Effecient Data Archiving Practices?

Hi,

I’m writing for advice on the most efficent practices to archive data into smaller, horizontally partitioned tables.

I have a logging type table (‘logs’ for lack of a better name) which is currently taking 200K records on a daily basis. The table is growing fast enough where I would like to horizontally partition the table into smaller, date-centric tables (i.e. logs_YYYYMM). There would be a primary ‘logs’ table that would take the production inserts, and would be the staging area for migrating log data into the currently applicable archive table (not to be confused with ARCHIVE storage engine).

The time interval is still up in the air, but my initial plan is to run an hourly archiving process to move data from ‘logs’ into the proper archive table. All tables will be using MyISAM storage engine. I was planning on not having an auto_incrementing field in the ‘logs’ table as the records are just going to be cleaned out as they get archived. However, the archived tables would have an id type auto incrementing primary key. Is this a bad decision to not have an id field on the main ‘logs’ table?

My primary question is what the most efficient way to perform this type of data migration with the least impact on the production logging into the ‘logs’ table in a MySQL 5.0 environment?

Any advice would be greatly appreciated.

Thanks,

Clint

Clint,

First I should ask you question How exactly are you going to use this data, depending on this different structures may be appropriate.

On some of my servers I log profiling information in the logs, one log file per day. I use no indexes as reporting group by queries can run doing full table scans just fine.

If I need report over longer period of time, say week I create temporary merge table and run query among it.

Speaking about auto_increment - you can renumber fields on inserts, but all depends on what you want to archive.

Hi Peter,

Thank you for your quick response.

The data being stored is user playback data from resources available on our site. The data bein stored is a date of creation, IP address, user identifier (if available), resource identifier, referral url, and a couple tinyint type boolean fields for further internal statistical breakdown.

The raw data in the archived ‘logs’ tables will never directly be accessed by users visiting the site (other than inserts into the default/current ‘logs’ table. However, this may change at some point as I would like to move to a logging mechanism to scrub the access logs to insert this data, rather than live inserts into the DB from the triggering event). Instead, there will be processes in place to build slimmer, more effecient data marts for things such as demographical playback statistics per resource. The data marts are what the users will directly access for such statistics.

Any new business rule will need to analyze all the archived log data to put it into an appropriate data mart. However, once a new process is in place, the only data that should need to be looked at is the new data coming into the system (current/primary ‘log’ table or the current ‘log_YYYYMM’ table).

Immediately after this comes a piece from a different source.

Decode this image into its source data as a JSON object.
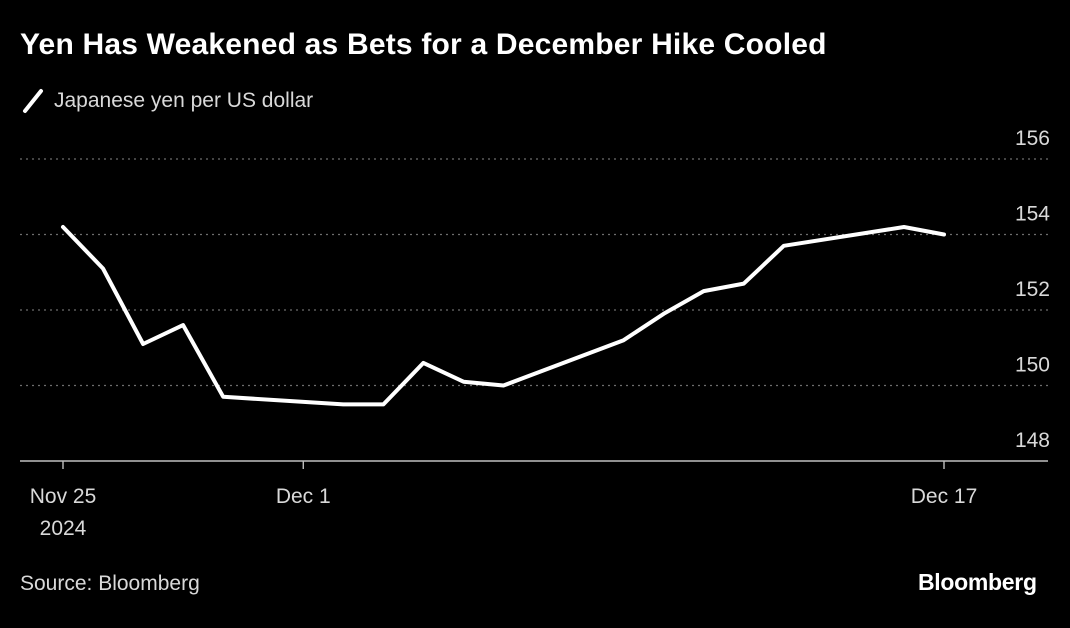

So again, what I really want to know is what are the best data migration practices inside of a production environment that will have the least impact on production (non-system) level activity?

Thanks again,

Clint

Users will never directly have access to this log (playback) data

Hi Peter,

How can I talk you into sharing some wisdom on this subject? :wink:

clint,

If you’re not happy with forum response speed you’re free to request consulting via consulting at mysqlperformanceblog com

I only respond forums as time permit.

Speaking about your question - if you mainly migrate data to the warehouse for querying and do it rather frequently you can just have log file per day in MyISAM or even Archive format.

Yes, that was my plan was to break tables up into daily or monthly partitions. My question was in the most effecient way to move the data over. It’s the task of frequently loading tens of thousands of records of data in one table and deleting them from the source table, all while the source table is being directly populated by users actions. I was curious as to what you considered to be the most effecient practice in loading data (mass SELECT … INSERT, mysqldump and import, incremental select then insert, some super cool thing I havent heard of, etc ))

No, No need to delete. Delete is slow while creating or truncating tables is fast.

After you loaded data from active table, which can be INSERT… SELECT you can simply drop it or truncate it if you like.

In your case I would probably different tables to use for data stream insertion and for integrating data in your database.

You can have always going asynchronous import process which would be quite interesting in the sense of being self adapting - if you have light load it will cycle quickly and reduce data loading delay, on high load it will self adapt and become more bulky.